Results 249 ERCP procedures were recorded over the 12 month period. 41% were male; 45% were performed as outpatient. Mean age was 68 years. Main indication was gallstones (60%).

224 amylase tests were performed on 139 patients. 27/139 patients had abnormal amylase (>1.5x upper limit normal (ULN) at 2–4 h or 3–5x ULN at 4–6 h). 14 were asymptomatic, 3 patients were admitted. Remainder with mildly abnormal amylase were managed without admission after clinical assessment.
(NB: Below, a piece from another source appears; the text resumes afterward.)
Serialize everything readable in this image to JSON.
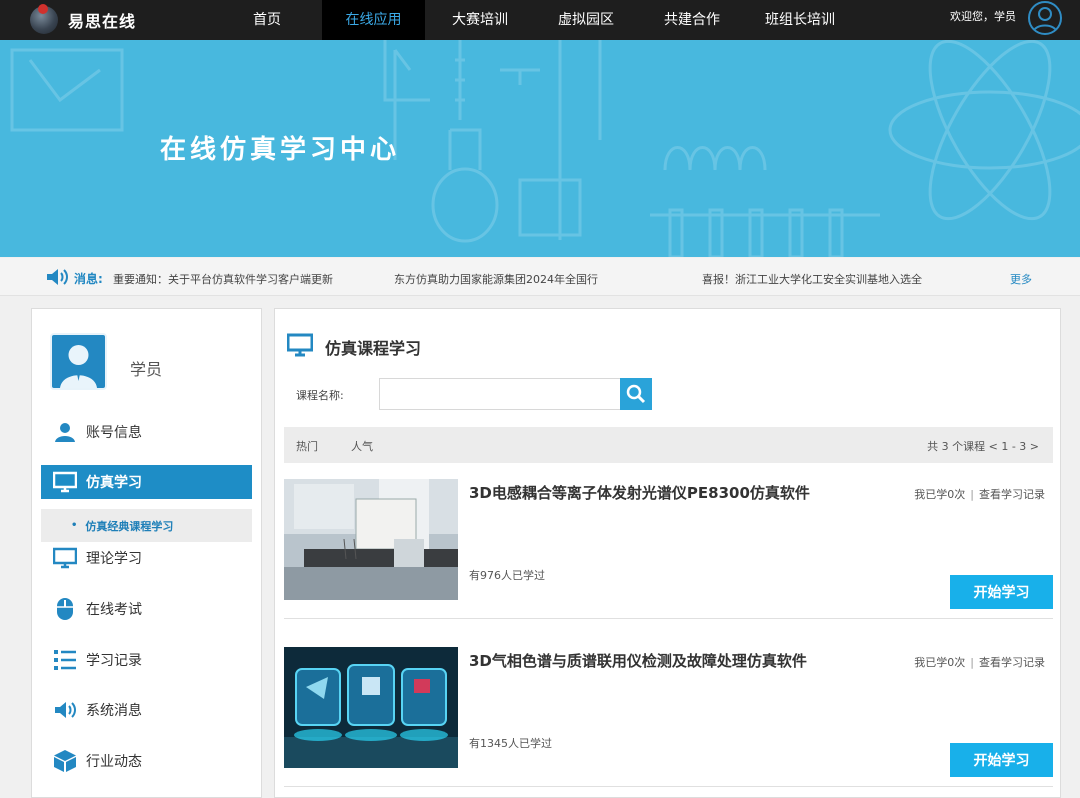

There were total 8 cases of pancreatitis (3.2%), all associated with significantly raised amylase, apart from one (inpatient) case with a late rise at 48 h. Pre-protocol, 1 patient developed pancreatitis after discharge from day case.

Abstract PTH-039 Table 1

Summary of complications

NSAID use rose from 0 to 57% (14% contraindications), with no increased bleeding associated. PD stent insertion rose but remained infrequent, limited by technical feasibility. Pancreatitis rates did not significantly differ with prophylactic measures.

Conclusion This audit demonstrated the real-life practice of ESGE guidelines to assess for and reduce ERCP-related complications. Amylase measurement was feasible – raised levels correlated with PEP but 1 case had normal early amylase. The few admissions with asymptomatic raised amylase is offset by avoiding emergency admission with PEP. In this small study NSAID and PD stent did not improve complication rates and remain under-utilised, but likely will increase as experience grows.

Reference 1 Dumonceau JM et al. European Society of Gastrointestinal Endoscopy (ESGE) guideline: prophylaxis of post-ERCP pancreatitis. Endsocopy 2010;42:503-515

Disclosure of Interest None Declared.